Internet Üzerine...
Internet üzerine çok şey yazılıp söylendi.
Ve belki de bu yazı(cık) da bu söylenenlerin bir tekrarı olacak, ama bu,
bu yazının yazılmasını işlevsellik açısından etkileyecek bir durum değil.
Internetin olanakları nelerdir? Ve bu olanakları değerlendirirken yapılabilecek
şeylerin istenen düzeyde olması olanaklı mıdır?
Bu sorunun iki boyurtu var. Birincisi teknik
olanaklar bağlamında internetin kullanıcıya sunumu, diğeri ise bu teknik
olanakların kullanıcıya hangi boyutta ve insana dair neler götürerek ulaştığıyla
ilgili.
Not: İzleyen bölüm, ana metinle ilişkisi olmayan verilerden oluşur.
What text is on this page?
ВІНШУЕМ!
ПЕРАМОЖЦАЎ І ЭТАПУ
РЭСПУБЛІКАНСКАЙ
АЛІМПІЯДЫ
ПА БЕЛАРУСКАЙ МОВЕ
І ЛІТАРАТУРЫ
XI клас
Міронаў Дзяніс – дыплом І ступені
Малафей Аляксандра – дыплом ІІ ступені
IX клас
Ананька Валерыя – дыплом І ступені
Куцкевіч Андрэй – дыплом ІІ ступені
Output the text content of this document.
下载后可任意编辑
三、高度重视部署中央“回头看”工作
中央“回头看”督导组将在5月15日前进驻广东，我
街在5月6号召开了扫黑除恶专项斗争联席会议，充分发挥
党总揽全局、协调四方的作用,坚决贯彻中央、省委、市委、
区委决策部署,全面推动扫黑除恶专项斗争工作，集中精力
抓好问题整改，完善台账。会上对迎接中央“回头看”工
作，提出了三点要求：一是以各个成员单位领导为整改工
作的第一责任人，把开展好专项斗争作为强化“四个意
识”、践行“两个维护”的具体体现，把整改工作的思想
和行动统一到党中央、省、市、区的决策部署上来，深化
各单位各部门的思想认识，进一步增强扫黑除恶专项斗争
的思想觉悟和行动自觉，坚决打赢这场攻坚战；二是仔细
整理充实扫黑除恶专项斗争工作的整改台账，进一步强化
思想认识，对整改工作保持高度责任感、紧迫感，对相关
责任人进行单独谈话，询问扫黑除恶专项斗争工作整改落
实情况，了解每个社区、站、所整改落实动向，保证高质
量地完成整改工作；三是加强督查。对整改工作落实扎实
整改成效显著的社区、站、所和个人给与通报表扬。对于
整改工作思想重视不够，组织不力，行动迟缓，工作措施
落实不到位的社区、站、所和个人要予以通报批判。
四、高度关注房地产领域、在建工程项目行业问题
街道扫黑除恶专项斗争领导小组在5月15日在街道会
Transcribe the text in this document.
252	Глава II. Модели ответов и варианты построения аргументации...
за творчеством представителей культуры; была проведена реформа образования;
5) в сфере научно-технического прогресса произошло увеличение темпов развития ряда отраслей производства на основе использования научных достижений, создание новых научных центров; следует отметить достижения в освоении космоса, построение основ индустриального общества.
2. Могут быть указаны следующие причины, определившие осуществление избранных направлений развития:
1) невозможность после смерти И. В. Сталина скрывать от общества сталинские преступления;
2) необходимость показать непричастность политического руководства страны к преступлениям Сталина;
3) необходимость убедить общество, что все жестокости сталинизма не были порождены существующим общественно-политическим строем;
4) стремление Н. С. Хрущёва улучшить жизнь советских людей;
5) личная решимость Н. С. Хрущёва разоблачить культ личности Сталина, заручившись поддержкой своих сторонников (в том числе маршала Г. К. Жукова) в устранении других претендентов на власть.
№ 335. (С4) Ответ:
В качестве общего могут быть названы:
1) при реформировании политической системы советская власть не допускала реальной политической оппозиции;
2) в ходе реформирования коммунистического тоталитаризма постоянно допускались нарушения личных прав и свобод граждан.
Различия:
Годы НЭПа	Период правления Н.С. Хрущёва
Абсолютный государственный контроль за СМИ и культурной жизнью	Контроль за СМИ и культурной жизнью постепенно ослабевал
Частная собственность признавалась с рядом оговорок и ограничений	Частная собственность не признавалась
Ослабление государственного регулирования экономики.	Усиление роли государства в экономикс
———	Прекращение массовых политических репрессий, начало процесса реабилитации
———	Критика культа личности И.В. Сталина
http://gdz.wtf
Bu aslında Internette sanat mümkün müdür? sorusuna verilecek
yanıtlarda somutlanabilecek bir sorun da .
Bİz sorduğumuz sorunun yalnızca ikinci
kısmını kendimize sorun yapıyoruz. Yapılanlar inasanlara hangi algılama
boyutunda ulaşabiliyor? Bu soruyu yanıtlamak hangi kesimin internete bağlantı
sağladığıyla ilgili. Amiyane tabiriyle internetin hedef kitlesiyle. Internet
dünyaya eşitlik getirdi! mavalının arkasına sığınan ve herkesin bilgisayar
başında eşit olduğunu ve gerçek hayatta sağlanamayan (sağlanmasına
izin verilmeyen) eşitliğin artık sanal ortamda sağlandığını savunan kesimin
bahsedilen insanlıkın bilgisayar karşısına geçene kadarki süreçteki eşitsizliği
görmezden gelmesiyle başlanabilir tartışmaya. Radikal gezetesinin şimdi
tarihini hatırlamadığım bir haberinde de bunsdan bahsediliyordu tam da.
Dünyada iki milyar insanın bilgisayarın ne olduğunu bile bilmediği yazıyordu
haberde. Bilgisayar başında biribirine eşit olan insanlardan bahsederken
bu eşitlik mertebesine ulaşamayan insanların görmezden gelinmesi (dünyanın
üçte birini görmezden gelmek kolay olmasa gerek) yapılmaya çalışılan konusunda
şüpheye düşürüyor insanı. Bu eşitlik mavalının okuyan insanların
daha önceden de demokrasi konusunda sabıkalı bir kesimden geldiği düşünülürse
şüphe etmenin çok da anlamsız olmadığı düşünülüyor.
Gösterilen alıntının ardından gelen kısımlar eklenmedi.